‘Preference for sons’ could help unlock India’s nutrition puzzle

Heights decline with birth order more among girls: data

April 09, 2015 01:45 am | Updated 01:45 am IST - NEW DELHI:

Could Indian families’ preference for sons explain its poor nutrition and surprisingly low heights? New research suggests this is the case — it is largely girls, especially those younger, who face the height disadvantage.

Seema Jayachandran, Associate Professor in the Department of Economics of Northwestern University, and Rohini Pande, Mohammed Kamal Professor of Public Policy at Harvard Kennedy School, analysed data for over 1.7 lakh Indian and sub-Saharan African children, drawn from Demographic and Health Surveys, in a National Bureau for Economic Research working paper published this week.

They found that first-born Indian boys are taller than their sub-Saharan counterparts, but the height disadvantage begins to appear and grow sharper for their younger brothers.

Girls are at a disadvantage at all stages; first-born girls are shorter than their sub-Saharan counterparts, and girls with elder female siblings are worst off.

‘Son preference leads to unequal allocation’

A preference for sons in India, encompassing both a desire to have at least one son and for the eldest son to be healthy, generates a starkly unequal allocation of resources within families in India, suggests new research.

Seema Jayachandran, Associate Professor in the Department of Economics of Northwestern University, and Rohini Pande, Mohammed Kamal Professor of Public Policy at Harvard Kennedy School, analysed data for over 1.7 lakh Indian and sub-Saharan African children, drawn from Demographic and Health Surveys, in a National Bureau for Economic Research working paper published this week.

The explanations for India’s height disadvantage with respect to Africa vary. While Columbia University economist Arvind Panagariya, now Vice-Chairperson of the NITI Aayog, attributes it to genetics and bad measurement, others like Dean Spears of the Research Institute for Compassionate Economics say that poor sanitation resulting in loss of nutrients accounts for the difference.

While India’s economic growth rate and development gains are far greater than those of sub-Saharan Africa, children born in India are on an average shorter than those born there.
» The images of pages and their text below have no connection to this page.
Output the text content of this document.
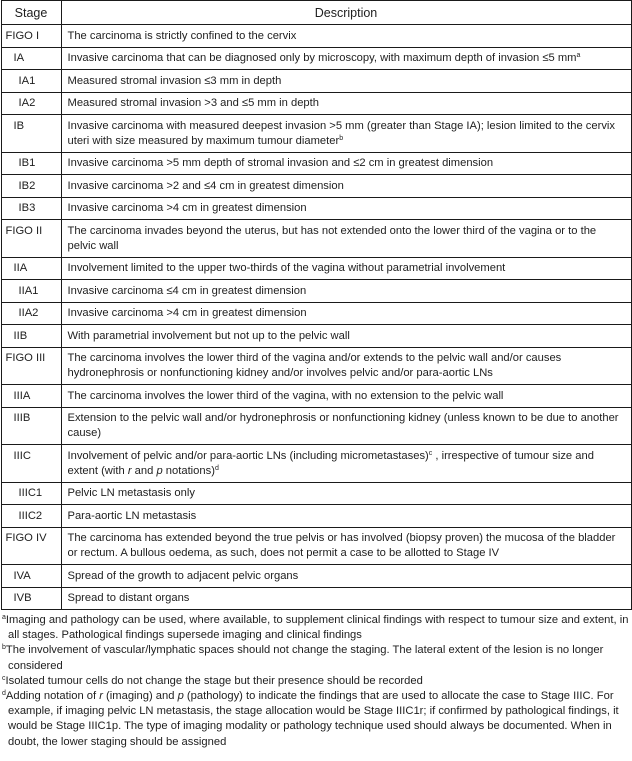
Stage	Description
FIGO I	The carcinoma is strictly confined to the cervix
IA	Invasive carcinoma that can be diagnosed only by microscopy, with maximum depth of invasion ≤5 $mm^a$
IA1	Measured stromal invasion ≤3 mm in depth
IA2	Measured stromal invasion >3 and ≤5 mm in depth
IB	Invasive carcinoma with measured deepest invasion >5 mm (greater than Stage IA); lesion limited to the cervix uteri with size measured by maximum tumour diameter$^b$
IB1	Invasive carcinoma >5 mm depth of stromal invasion and ≤2 cm in greatest dimension
IB2	Invasive carcinoma >2 and ≤4 cm in greatest dimension
IB3	Invasive carcinoma >4 cm in greatest dimension
FIGO II	The carcinoma invades beyond the uterus, but has not extended onto the lower third of the vagina or to the pelvic wall
IIA	Involvement limited to the upper two-thirds of the vagina without parametrial involvement
IIA1	Invasive carcinoma ≤4 cm in greatest dimension
IIA2	Invasive carcinoma >4 cm in greatest dimension
IIB	With parametrial involvement but not up to the pelvic wall
FIGO III	The carcinoma involves the lower third of the vagina and/or extends to the pelvic wall and/or causes hydronephrosis or nonfunctioning kidney and/or involves pelvic and/or para-aortic LNs
IIIA	The carcinoma involves the lower third of the vagina, with no extension to the pelvic wall
IIIB	Extension to the pelvic wall and/or hydronephrosis or nonfunctioning kidney (unless known to be due to another cause)
IIIC	Involvement of pelvic and/or para-aortic LNs (including micrometastases)$^c$ , irrespective of tumour size and extent (with r and p notations)$^d$
IIIC1	Pelvic LN metastasis only
IIIC2	Para-aortic LN metastasis
FIGO IV	The carcinoma has extended beyond the true pelvis or has involved (biopsy proven) the mucosa of the bladder or rectum. A bullous oedema, as such, does not permit a case to be allotted to Stage IV
IVA	Spread of the growth to adjacent pelvic organs
IVB	Spread to distant organs
$^a$Imaging and pathology can be used, where available, to supplement clinical findings with respect to tumour size and extent, in all stages. Pathological findings supersede imaging and clinical findings
$^b$The involvement of vascular/lymphatic spaces should not change the staging. The lateral extent of the lesion is no longer considered
$^c$Isolated tumour cells do not change the stage but their presence should be recorded
$^d$Adding notation of r (imaging) and p (pathology) to indicate the findings that are used to allocate the case to Stage IIIC. For example, if imaging pelvic LN metastasis, the stage allocation would be Stage IIIC1r; if confirmed by pathological findings, it would be Stage IIIC1p. The type of imaging modality or pathology technique used should always be documented. When in doubt, the lower staging should be assigned
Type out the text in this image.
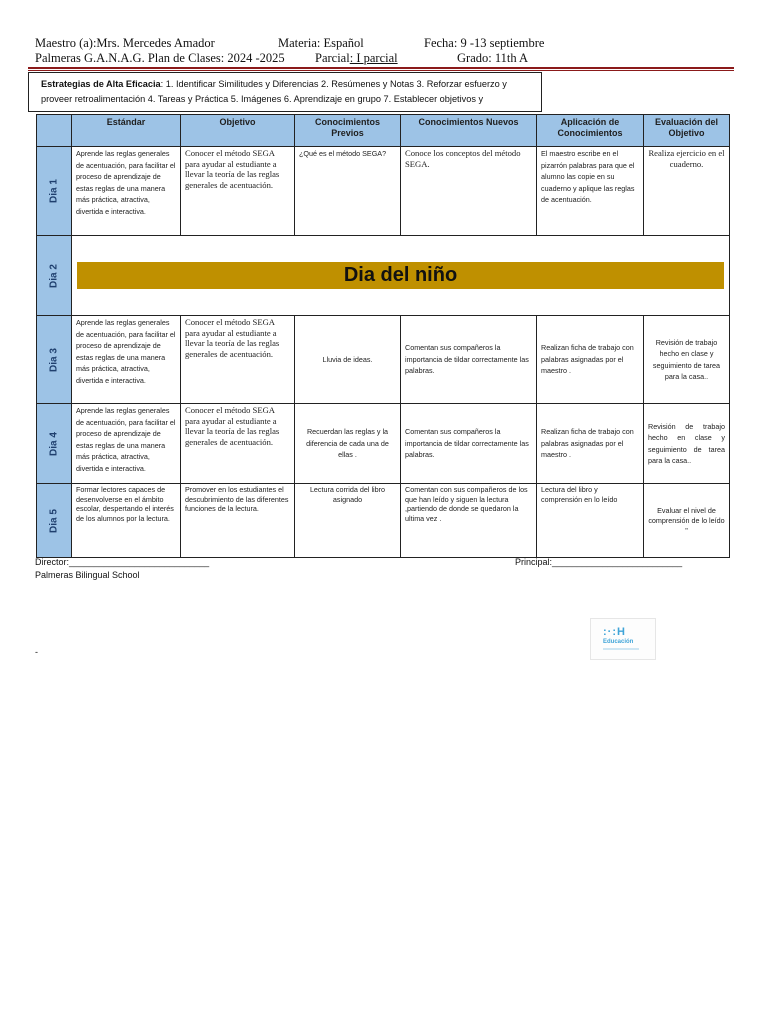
Maestro (a):Mrs. Mercedes Amador	Materia: Español	Fecha: 9 -13 septiembre
Palmeras G.A.N.A.G. Plan de Clases: 2024 -2025 Parcial: I parcial	Grado: 11th A
Estrategias de Alta Eficacia: 1. Identificar Similitudes y Diferencias 2. Resúmenes y Notas 3. Reforzar esfuerzo y proveer retroalimentación 4. Tareas y Práctica 5. Imágenes 6. Aprendizaje en grupo 7. Establecer objetivos y
	Estándar	Objetivo	Conocimientos Previos	Conocimientos Nuevos	Aplicación de Conocimientos	Evaluación del Objetivo

Dia 1	Aprende las reglas generales de acentuación, para facilitar el proceso de aprendizaje de estas reglas de una manera más práctica, atractiva, divertida e interactiva.	Conocer el método SEGA para ayudar al estudiante a llevar la teoría de las reglas generales de acentuación.	¿Qué es el método SEGA?	Conoce los conceptos del método SEGA.	El maestro escribe en el pizarrón palabras para que el alumno las copie en su cuaderno y aplique las reglas de acentuación.	Realiza ejercicio en el cuaderno.

Dia 2	Dia del niño					

Dia 3	Aprende las reglas generales de acentuación, para facilitar el proceso de aprendizaje de estas reglas de una manera más práctica, atractiva, divertida e interactiva.	Conocer el método SEGA para ayudar al estudiante a llevar la teoría de las reglas generales de acentuación.	Lluvia de ideas.	Comentan sus compañeros la importancia de tildar correctamente las palabras.	Realizan ficha de trabajo con palabras asignadas por el maestro .	Revisión de trabajo hecho en clase y seguimiento de tarea para la casa..

Dia 4	Aprende las reglas generales de acentuación, para facilitar el proceso de aprendizaje de estas reglas de una manera más práctica, atractiva, divertida e interactiva.	Conocer el método SEGA para ayudar al estudiante a llevar la teoría de las reglas generales de acentuación.	Recuerdan las reglas y la diferencia de cada una de ellas .	Comentan sus compañeros la importancia de tildar correctamente las palabras.	Realizan ficha de trabajo con palabras asignadas por el maestro .	Revisión de trabajo hecho en clase y seguimiento de tarea para la casa..

Dia 5	Formar lectores capaces de desenvolverse en el ámbito escolar, despertando el interés de los alumnos por la lectura.	Promover en los estudiantes el descubrimiento de las diferentes funciones de la lectura.	Lectura corrida del libro asignado	Comentan con sus compañeros de los que han leído y siguen la lectura ,partiendo de donde se quedaron la ultima vez .	Lectura del libro y comprensión en lo leído	Evaluar el nivel de comprensión de lo leído "
Director:____________________________	Principal:__________________________
Palmeras Bilingual School
-
:·:H
Educación
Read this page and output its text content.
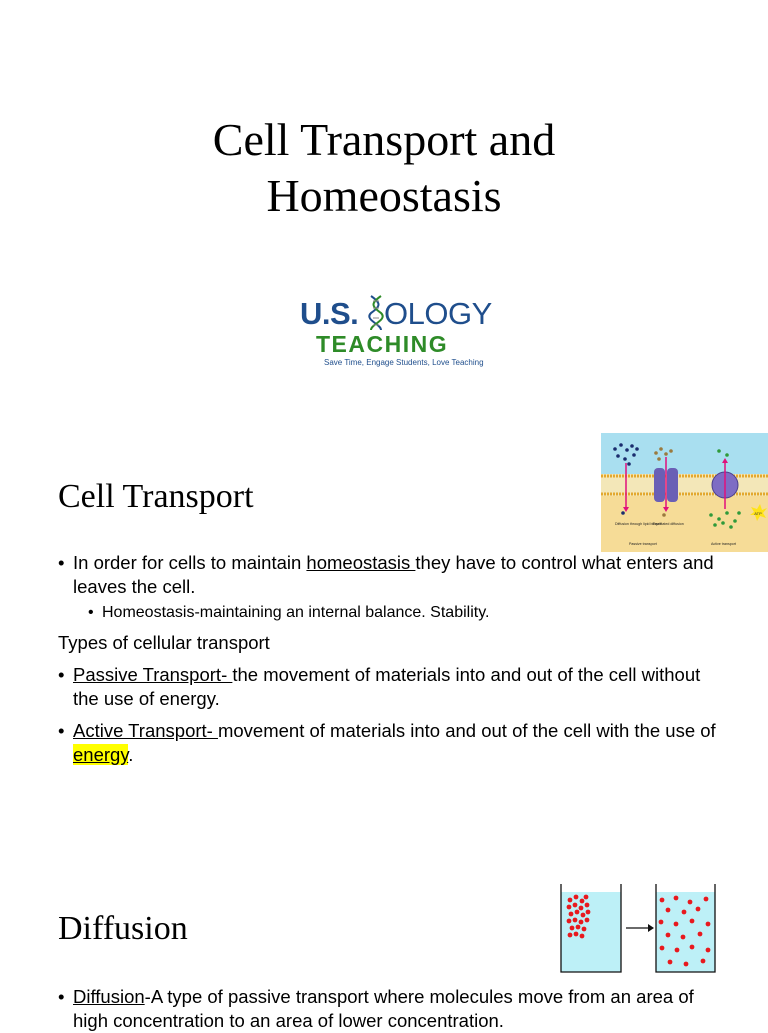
Cell Transport and
Homeostasis
U.S. OLOGY
TEACHING
Save Time, Engage Students, Love Teaching
Cell Transport	ATP
Diffusion through lipid bilayer
Facilitated diffusion
Passive transport	Active transport

• In order for cells to maintain homeostasis they have to control what enters and leaves the cell.

• Homeostasis-maintaining an internal balance. Stability.

Types of cellular transport

• Passive Transport- the movement of materials into and out of the cell without the use of energy.

• Active Transport- movement of materials into and out of the cell with the use of energy.

Diffusion

• Diffusion-A type of passive transport where molecules move from an area of high concentration to an area of lower concentration.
India has been slow in reducing child stunting.

This becomes a concern because economic and health literature shows that child heights reflect net nutritional intake and are a strong predictor of cognition and other development outcomes in adulthood.

Only among Hindus

Within India, the researchers find that heights decline with birth order only among Hindus and not Muslims. Kerala does not have any such fall in height with the birth order either.

With the spread of illegal pre-natal sex determination and the general move towards smaller families, this is likely to get worse. “[I]t is likely that the discrimination against girls will become more extreme [and take the form of missing girls rather than short girls]. It’s clear that we need to directly tackle the root cause — son preference,” Ms. Pande said in an e-mail to The Hindu.

The new study is likely to add to the heated debate over child heights in India. “I think the challenge is that it is tough any time anyone tries to seek to identify single explanations for the story of high under-nutrition in India,” said Purnima Menon, senior nutrition specialist at the International Food Policy Research Institute.

“There are massive inter-State differences in fertility rate and the higher birth order children are likely those who live in the poorest districts of the poorest States and are subject to living conditions that are simply not conducive to better linear growth,” Ms. Menon suggested.